As the threat posed by Covid-19 diminishes in the United States and some other countries from which tourists typically flock to this territory, the Virgin Islands government continues to ease restrictions while the number of known active cases dropped sharply from 33 on May 20 to one on May 26.
Starting May 27, the number of passengers allowed on board ferries into the territory increased from 50 to 65, Premier Andrew Fahie announced on May 21.
Additionally, starting May 27 two ferries daily are available between here and St. Thomas instead of one.
“Our unified approach is to balance health and safety protocols with economic development and the lives and livelihoods of our people,” Mr. Fahie said on May 21.

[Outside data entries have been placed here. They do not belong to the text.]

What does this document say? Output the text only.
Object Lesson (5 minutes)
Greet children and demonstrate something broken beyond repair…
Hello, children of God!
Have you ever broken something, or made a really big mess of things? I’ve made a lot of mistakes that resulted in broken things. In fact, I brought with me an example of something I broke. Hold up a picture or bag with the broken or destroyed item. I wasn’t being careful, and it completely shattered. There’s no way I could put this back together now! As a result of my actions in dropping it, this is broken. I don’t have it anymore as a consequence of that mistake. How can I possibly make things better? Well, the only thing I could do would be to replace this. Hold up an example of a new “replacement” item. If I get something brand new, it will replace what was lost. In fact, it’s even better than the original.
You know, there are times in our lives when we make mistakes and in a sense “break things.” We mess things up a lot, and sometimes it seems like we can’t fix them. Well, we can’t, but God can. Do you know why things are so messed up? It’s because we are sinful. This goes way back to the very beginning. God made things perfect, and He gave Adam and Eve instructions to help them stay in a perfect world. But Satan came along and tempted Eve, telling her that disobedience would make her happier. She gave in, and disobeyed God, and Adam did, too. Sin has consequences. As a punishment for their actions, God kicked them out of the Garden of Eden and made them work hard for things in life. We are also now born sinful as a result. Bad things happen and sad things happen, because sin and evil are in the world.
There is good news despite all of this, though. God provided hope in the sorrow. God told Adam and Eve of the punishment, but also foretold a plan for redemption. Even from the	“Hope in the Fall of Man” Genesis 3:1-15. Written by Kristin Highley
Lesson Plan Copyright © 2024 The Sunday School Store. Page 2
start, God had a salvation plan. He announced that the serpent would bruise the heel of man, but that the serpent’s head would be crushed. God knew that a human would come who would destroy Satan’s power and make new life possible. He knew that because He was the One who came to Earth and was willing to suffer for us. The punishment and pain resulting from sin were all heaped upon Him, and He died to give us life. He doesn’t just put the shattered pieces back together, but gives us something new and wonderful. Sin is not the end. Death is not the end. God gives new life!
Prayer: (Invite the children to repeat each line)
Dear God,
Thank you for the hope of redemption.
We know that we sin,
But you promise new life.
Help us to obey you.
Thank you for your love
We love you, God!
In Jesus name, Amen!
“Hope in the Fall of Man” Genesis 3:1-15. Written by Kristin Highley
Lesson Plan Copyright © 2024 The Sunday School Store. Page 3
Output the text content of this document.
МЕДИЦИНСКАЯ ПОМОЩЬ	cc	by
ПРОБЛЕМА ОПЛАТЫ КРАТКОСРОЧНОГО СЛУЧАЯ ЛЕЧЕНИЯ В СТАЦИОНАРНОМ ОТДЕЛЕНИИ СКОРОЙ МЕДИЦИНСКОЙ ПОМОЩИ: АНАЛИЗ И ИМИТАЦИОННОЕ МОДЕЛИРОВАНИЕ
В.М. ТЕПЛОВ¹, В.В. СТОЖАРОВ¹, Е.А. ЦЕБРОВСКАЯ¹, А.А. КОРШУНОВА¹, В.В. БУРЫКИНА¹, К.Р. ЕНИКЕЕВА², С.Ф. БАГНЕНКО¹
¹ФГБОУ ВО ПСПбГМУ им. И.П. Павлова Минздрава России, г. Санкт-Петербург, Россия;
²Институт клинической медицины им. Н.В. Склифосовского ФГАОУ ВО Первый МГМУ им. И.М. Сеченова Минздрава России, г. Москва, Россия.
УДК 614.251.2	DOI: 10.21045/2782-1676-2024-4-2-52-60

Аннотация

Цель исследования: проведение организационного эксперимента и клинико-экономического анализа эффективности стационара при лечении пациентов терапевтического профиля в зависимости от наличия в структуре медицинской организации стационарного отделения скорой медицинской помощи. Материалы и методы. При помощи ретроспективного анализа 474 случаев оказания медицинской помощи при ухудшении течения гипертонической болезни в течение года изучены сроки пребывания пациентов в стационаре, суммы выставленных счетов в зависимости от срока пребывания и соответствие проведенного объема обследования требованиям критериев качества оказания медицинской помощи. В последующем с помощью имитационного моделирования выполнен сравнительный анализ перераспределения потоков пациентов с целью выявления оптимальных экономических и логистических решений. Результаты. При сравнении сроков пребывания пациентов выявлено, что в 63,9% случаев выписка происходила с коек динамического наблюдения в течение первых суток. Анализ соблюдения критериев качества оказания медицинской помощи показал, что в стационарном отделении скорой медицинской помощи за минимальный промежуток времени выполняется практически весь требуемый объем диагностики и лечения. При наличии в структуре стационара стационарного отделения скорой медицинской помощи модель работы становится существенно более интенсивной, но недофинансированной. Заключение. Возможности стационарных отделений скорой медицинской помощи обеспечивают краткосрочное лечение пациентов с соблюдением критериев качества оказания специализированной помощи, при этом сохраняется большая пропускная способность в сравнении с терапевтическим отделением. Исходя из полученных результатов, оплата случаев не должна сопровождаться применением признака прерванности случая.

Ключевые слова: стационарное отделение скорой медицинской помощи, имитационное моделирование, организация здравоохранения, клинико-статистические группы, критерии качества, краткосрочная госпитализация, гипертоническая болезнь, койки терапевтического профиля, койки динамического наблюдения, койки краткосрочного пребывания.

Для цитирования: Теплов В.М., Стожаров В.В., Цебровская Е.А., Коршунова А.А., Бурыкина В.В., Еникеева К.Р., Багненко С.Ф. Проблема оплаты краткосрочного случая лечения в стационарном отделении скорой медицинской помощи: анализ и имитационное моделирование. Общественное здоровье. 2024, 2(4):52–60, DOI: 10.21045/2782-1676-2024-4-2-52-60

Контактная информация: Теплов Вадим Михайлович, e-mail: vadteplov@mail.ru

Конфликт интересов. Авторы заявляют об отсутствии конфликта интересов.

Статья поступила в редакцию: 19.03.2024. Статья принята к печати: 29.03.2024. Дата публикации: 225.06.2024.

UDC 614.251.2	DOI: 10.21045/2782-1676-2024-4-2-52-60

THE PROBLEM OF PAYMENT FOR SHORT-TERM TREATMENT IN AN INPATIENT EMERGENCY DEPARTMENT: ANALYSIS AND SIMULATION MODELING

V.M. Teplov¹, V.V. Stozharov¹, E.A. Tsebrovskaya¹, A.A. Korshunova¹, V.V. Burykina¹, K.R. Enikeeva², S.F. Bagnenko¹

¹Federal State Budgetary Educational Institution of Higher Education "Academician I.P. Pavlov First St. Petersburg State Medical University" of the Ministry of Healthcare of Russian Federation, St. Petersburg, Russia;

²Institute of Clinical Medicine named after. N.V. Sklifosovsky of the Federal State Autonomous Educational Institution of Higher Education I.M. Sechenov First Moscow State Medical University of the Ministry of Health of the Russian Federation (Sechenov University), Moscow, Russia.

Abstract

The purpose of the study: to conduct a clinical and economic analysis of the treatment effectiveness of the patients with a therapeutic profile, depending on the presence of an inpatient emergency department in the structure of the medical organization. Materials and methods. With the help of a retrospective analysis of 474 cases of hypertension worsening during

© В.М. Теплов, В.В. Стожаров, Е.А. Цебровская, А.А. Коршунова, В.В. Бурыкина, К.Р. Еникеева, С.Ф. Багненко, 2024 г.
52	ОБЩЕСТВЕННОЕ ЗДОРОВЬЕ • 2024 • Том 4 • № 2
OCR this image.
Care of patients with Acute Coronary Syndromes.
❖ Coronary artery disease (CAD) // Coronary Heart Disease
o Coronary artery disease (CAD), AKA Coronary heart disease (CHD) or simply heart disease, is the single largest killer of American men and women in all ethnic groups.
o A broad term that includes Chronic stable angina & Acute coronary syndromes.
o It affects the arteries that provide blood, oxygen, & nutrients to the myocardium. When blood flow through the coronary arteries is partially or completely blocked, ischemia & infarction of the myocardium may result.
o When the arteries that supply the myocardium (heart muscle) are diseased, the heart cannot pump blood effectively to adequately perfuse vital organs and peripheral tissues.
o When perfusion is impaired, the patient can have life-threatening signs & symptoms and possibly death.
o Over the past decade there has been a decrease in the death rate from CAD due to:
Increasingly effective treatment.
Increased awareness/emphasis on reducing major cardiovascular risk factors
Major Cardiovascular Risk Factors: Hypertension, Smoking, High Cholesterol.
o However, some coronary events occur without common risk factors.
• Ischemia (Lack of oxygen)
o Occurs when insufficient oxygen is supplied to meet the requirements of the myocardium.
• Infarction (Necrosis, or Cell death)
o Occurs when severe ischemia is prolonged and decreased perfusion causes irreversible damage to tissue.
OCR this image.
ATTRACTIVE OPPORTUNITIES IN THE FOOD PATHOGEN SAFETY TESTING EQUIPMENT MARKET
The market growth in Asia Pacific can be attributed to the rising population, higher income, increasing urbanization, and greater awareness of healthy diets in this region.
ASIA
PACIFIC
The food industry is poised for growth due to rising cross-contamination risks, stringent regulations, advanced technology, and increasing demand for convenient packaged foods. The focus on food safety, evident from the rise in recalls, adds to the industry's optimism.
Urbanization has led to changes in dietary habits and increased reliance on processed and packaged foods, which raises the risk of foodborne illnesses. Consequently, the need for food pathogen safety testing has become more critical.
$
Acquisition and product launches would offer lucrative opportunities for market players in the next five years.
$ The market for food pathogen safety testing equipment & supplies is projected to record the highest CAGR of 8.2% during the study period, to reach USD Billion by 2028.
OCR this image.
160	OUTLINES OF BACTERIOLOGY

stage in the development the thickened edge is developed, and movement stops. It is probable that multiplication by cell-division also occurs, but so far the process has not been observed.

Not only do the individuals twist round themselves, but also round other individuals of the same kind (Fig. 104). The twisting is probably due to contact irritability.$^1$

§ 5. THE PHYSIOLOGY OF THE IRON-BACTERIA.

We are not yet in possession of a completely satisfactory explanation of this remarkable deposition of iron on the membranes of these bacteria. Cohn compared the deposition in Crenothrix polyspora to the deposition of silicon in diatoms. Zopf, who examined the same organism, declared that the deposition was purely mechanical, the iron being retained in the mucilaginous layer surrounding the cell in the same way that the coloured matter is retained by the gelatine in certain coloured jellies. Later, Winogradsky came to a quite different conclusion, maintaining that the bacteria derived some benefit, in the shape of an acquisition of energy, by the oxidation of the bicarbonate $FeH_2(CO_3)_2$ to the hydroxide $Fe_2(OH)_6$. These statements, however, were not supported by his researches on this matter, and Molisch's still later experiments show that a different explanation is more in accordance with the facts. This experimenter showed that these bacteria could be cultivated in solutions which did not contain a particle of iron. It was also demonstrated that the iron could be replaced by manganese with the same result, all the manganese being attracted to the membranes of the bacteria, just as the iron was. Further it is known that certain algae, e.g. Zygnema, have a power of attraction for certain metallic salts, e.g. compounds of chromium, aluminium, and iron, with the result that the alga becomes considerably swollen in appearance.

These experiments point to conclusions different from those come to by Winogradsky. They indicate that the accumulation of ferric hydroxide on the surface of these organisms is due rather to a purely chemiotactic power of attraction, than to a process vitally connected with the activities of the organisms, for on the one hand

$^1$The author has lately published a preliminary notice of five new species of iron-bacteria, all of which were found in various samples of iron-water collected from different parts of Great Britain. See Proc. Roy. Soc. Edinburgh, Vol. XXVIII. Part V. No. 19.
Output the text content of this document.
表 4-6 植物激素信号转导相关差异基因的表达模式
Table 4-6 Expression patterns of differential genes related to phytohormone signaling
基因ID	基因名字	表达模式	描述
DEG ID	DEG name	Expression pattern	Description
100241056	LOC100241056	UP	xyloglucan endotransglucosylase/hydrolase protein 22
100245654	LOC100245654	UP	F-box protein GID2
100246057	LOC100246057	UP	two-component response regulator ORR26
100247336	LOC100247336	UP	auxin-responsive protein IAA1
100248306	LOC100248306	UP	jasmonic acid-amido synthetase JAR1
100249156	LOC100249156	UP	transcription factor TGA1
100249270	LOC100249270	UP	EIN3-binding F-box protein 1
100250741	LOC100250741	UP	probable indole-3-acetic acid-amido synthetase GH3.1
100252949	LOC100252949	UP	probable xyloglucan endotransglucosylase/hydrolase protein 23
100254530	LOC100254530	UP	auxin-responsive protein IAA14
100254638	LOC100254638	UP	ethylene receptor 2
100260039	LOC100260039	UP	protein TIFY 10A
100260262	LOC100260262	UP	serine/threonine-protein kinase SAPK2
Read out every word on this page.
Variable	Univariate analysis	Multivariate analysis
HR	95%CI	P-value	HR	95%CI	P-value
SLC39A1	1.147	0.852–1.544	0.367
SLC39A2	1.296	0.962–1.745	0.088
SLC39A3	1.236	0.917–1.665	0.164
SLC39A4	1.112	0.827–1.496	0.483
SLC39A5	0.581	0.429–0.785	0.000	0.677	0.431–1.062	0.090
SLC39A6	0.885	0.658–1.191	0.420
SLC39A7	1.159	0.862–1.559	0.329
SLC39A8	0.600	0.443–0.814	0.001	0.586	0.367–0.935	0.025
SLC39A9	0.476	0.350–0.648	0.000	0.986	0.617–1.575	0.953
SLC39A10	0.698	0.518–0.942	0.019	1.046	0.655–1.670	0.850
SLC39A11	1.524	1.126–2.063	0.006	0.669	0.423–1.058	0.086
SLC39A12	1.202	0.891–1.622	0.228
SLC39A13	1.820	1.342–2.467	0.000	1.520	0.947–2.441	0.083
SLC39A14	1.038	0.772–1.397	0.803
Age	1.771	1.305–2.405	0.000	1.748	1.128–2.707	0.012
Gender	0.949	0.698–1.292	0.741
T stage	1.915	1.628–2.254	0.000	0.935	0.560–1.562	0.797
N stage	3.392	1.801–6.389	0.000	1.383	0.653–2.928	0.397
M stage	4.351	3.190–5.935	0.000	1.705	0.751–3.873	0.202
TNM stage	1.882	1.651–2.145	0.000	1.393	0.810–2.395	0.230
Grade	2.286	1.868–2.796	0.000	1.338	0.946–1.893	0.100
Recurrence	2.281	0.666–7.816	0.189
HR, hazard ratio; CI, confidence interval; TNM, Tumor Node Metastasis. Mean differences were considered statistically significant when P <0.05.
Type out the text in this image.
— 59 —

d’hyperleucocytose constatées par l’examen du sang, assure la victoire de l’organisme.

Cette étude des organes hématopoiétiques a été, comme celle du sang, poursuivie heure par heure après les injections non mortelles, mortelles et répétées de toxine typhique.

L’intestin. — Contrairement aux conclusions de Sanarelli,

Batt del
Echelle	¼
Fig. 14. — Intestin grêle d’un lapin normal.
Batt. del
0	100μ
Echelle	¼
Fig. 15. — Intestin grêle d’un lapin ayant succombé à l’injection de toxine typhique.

But as infections have previously spiked after restrictions were loosened, government is still taking precautions to avoid spreading the virus.
On May 20, Health and Social Development Minister Carvin Malone announced that, following the advice of the Health Emergency Operations Centre, the“Anegada appreciation boat ride” scheduled for Saturday had been postponed indefinitely.
With 33 active cases on May 20, Mr. Malone warned residents against letting down their guard.
“It must be noted that there exists five cases to which aggressive contact tracing and related investigations are currently being conducted,” he said, adding, “We have also heard the concerns of people in the Anegada community.”
He did not elaborate on the Anegada “concerns,” and neither he nor Mr. Fahie said whether the 33 cases were symptomatic.
Mr. Malone could not be reached for comment yesterday.
More travellers, more cases
Last Thursday, Chief Medical Officer Dr. Irad Potter told the Beacon that the higher caseload is tied to the higher number of travellers coming through the VI’s borders.
“We expect more travellers and with that the likelihood of more Covid-19 cases being imported,” Dr. Potter wrote.
Following gripes from vaccinated tourists who have tested positive during their entry to the territory, Dr. Potter also downplayed the likelihood of false positive results.
“If [a] result is equivocal we check with two different test methods,” he stated. “Patient tests are interpreted in light of the patient history, clinical observations, and epidemiological information.” In response to a question about Mr. Malone’s May 13 statement that three of the then-38 active cases were “classified as local cases within the community,” Dr. Potter wrote that this situation did not meet the technical criteria for “community spread.”
The three local cases Mr. Malone referenced on May 13 were classified instead as “sporadic spread,” as they occurred locally but were not linked to travel or other cases, Dr. Potter wrote.
And even if there were to be “community spread” in the territory, the government’s response “would be based on the rate of increase in the numbers and our capacity to manage them,” Dr. Potter added.
Correction: This article has been amended to reflect the dates Premier Andrew Fahie and Health and Social Development Minister Carvin Malone made certain announcements. Messrs. Fahie and Malone announced the 33 known active cases, and the cancellation of the Anegada Appreciation Boat Ride, respectively, on May 20.
The date that the additional ferry trips were scheduled to begin has also been corrected to May 27.